Comment voir le beau dans l’ordinaire ?

Voir le beau dans l’ordinaire est un courant qui nous vient de loin. Il est caractérisé par le réalisme, les scènes de genre, les natures mortes, le monde des humains et de leur entourage immédiat qui deviennent le sujet principal du tableau en lieu et place de la grande tradition noble de la peinture d’histoire et religieuse. C’est le petit peuple représenté dans sa vie de tous les jours autour des restes des repas…

L’antiquité est encore et toujours à la source de la représentation de la réalité ordinaire avec les grecs qui peignaient des natures mortes dont il ne reste que des traces romaines visibles aujourd’hui dans les fresques et mosaïques des trompes l’œil de Pompéi. Les romains raffolaient de ces vrais fragments de la vie quotidienne et Pline montre son admiration pour cet art qui déjà nous renvoyait à la fragilité humaine et la peur de la mort. Ce n’est toutefois qu’à partir du XIVè siècle, dans les manuscrits français et dans l’œuvre de Giotto, que l’on retrouve un intérêt pour la vie quotidienne,  peinte pour stimuler l’amour du chrétien pour la beauté du monde. Les artistes s’investiront avec bonheur dans ce nouveau type de représentation qui leur laissait plus de liberté.

Les flamands de la Renaissance sont moins attachés à la grande tradition antique, à la quête d’humanisme et à la recherche de la perspective. L’Europe voit la bourgeoisie commerçante prendre son essor. Ces marchands vont commander des retables où la dévotion sera stimulée par des images proches de la vie quotidienne. Robert Campin et Van Eyck, suivis notamment par Breughel et Bosch, grâce à la précision de leur pinceau, offrent au regard la beauté des outils d’un Saint Joseph, la transparence d’un vase ou la finesse d’un tressage d’osier dans des intérieurs soignés. Ils dépeignent les errements tragicomiques des humains et nous obligent, avec eux, à oser notre regard sur une humanité souffrante mais tellement réelle. Au même moment, en Italie, le grand précurseur de la Renaissance, Masaccio heurte notre regard et notre sensibilité par la franchise brutale et sans concession des corps nus et éplorés d’Adam et Eve chassés du paradis. Mais pour quel chef d’œuvre ! La pauvreté de notre condition humaine, le simple, l’ordinaire et le non noble sont désormais entrés dans l’art par la grande porte.

Le XVIIè siècle verra l’apogée de cette approche.
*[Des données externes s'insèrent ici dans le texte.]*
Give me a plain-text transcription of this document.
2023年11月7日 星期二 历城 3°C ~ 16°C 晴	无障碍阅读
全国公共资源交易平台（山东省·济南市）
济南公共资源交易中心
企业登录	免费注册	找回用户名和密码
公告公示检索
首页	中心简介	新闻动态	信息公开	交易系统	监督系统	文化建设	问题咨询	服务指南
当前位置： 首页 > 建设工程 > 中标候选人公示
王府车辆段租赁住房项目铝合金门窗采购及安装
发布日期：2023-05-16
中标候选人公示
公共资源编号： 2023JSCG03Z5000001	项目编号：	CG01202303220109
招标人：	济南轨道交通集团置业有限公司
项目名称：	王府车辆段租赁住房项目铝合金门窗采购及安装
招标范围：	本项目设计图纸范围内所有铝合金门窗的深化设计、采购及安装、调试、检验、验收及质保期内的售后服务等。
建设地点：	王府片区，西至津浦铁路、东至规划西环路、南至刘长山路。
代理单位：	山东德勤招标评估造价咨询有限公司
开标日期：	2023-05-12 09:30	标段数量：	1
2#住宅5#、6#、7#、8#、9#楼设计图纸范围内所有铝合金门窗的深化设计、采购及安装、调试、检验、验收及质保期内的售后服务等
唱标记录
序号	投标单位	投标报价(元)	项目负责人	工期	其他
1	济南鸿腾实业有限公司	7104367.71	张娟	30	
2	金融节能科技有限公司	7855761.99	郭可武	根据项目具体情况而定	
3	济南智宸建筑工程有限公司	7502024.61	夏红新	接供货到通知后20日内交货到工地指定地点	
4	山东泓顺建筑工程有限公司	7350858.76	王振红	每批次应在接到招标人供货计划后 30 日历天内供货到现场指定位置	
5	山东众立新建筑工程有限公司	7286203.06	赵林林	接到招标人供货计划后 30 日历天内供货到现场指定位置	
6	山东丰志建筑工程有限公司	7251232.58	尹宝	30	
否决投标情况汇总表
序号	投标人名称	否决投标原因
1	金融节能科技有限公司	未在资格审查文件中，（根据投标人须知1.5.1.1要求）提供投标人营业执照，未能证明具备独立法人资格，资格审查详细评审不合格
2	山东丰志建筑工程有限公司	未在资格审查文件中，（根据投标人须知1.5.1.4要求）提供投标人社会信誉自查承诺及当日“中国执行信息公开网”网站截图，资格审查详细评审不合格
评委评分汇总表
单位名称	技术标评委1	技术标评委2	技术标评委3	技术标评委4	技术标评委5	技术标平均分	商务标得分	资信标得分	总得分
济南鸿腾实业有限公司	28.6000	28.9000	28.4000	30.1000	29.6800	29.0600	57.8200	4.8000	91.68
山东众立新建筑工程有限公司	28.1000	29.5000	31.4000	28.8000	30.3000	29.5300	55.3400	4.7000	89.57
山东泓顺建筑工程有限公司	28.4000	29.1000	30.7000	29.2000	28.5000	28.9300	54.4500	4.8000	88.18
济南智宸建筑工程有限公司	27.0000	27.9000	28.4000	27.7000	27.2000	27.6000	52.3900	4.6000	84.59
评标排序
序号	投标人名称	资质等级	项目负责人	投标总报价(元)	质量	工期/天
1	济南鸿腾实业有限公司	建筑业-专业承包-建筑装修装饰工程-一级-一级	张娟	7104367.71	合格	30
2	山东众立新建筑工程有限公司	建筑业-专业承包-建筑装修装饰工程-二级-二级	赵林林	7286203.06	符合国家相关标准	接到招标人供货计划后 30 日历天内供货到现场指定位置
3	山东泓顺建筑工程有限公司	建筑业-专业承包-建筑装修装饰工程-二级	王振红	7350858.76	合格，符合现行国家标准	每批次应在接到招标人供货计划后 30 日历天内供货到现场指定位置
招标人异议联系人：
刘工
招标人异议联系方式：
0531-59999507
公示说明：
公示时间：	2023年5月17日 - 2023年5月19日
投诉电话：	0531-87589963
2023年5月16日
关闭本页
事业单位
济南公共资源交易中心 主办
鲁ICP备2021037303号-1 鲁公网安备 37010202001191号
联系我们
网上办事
Les scènes de genre et les natures mortes font triompher les sujets profanes et ordinaires. Caravage, en précurseur, impose après les sophistications maniéristes, une peinture naturelle, lumineuse et réaliste qu’une génération d’artistes de toute l’Europe va s’approprier pour proposer des chefs d’œuvre mondialement connus. Le bœuf écorché de Rembrandt, la dentellière de Vermeer, les nuits de Georges de la Tour du Louvre sont autant de méditations sur la vie sans artifice. Les natures mortes, dont les vanités sont un dérivé, sont aussi des réflexions spirituelles sur notre capacité à reconnaitre la beauté de ce monde, sa fragilité et la nécessité de l’admirer au quotidien car nul ne sait de quoi demain est fait. En France, cet art est relégué par les académies au rang de mineur et c’est au XVIIIème siècle, seulement, que Chardin lui redonnera, par sa poésie silencieuse, ses lettres de noblesse en suspendant dans le temps ces objets du quotidien.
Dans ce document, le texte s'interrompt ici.